I've been asked to show using $\epsilon – \delta$ definition of limit that $$\lim_{x\to 1} -x^4 = -1$$
To do so I've been asked that what is the value of $\delta$ would be from one of these two options :
a) $\min \{1,\frac{\epsilon}{15}\}$
b) $\frac{\epsilon}{15}$
I'm really confused as there's no other information given. And there's no way for me to ask for any more information.
What I have done so far is :
Let $\epsilon \gt 0$ be given, then
$$ \mid -x^4 – (-1) \mid \\
= \mid x^4 -1 \mid \\
= |x-1||x+1||x^2+1| \lt \epsilon \\ \implies |x-1| < \frac{\epsilon}{|x+1||x^2+1|}
$$
Now since the domain of the function is not given here and even though I know that $x\to 1$ but I am not being able to "generally" deduce the maximum value of the expression $\frac{1}{|x+1||x^2+1|}$. This is where I'm stuck.

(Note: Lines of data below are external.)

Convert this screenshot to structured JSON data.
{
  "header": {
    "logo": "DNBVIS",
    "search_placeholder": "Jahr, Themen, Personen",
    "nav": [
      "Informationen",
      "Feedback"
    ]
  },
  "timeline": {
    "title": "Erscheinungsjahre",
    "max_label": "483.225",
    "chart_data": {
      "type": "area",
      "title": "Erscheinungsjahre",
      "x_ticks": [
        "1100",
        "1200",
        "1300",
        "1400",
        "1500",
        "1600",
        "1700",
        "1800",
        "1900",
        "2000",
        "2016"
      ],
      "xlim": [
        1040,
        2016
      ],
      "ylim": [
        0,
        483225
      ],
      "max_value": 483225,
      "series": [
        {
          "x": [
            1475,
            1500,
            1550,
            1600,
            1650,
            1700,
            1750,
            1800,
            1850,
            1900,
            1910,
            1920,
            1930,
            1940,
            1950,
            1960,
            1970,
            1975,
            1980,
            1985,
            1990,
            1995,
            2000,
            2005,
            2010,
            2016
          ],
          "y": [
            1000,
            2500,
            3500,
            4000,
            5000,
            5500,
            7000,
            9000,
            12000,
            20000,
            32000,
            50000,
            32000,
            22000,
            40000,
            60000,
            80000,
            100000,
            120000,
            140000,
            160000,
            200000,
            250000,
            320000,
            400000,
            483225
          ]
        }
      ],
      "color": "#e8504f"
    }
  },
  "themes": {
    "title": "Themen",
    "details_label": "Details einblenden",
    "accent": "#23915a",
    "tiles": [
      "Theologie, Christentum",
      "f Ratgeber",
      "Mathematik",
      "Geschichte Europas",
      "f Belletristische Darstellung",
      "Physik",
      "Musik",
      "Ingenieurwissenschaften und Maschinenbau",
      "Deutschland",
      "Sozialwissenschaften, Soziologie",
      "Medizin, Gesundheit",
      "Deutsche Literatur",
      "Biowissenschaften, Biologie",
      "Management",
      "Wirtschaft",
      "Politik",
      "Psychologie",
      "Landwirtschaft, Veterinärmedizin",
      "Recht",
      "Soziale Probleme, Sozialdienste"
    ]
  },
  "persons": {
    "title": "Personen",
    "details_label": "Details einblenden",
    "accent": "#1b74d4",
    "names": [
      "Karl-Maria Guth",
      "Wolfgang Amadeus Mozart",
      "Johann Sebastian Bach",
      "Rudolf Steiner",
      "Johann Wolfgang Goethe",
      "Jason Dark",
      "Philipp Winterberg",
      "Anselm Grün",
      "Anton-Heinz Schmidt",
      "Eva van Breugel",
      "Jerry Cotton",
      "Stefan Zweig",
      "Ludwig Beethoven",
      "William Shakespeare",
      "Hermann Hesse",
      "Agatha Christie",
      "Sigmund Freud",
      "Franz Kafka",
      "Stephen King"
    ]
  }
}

Can anyone please help?? It's really urgent. Thank you.
Best Answer
Note that\begin{align}|-x^4-(-1)|&=|x^4-1|\\&=|x-1|\times|x^3+x^2+x+1|.\end{align}And, if $|x-1|<1$, then$$|x|=|(x-1)+1|\leqslant|x-1|+1<2,$$and therefore$$|x^3+x^2+x+1|\leqslant2^3+2^2+2+1=15,$$which implies that $|-x^4-(-1)|<15|x-1|$. So, if $|x-1|<\frac\varepsilon{15}$, then $|-x^4-(-1)|<\varepsilon$. In particular, $\delta=\min\left\{1,\frac\varepsilon{15}\right\}$ will work.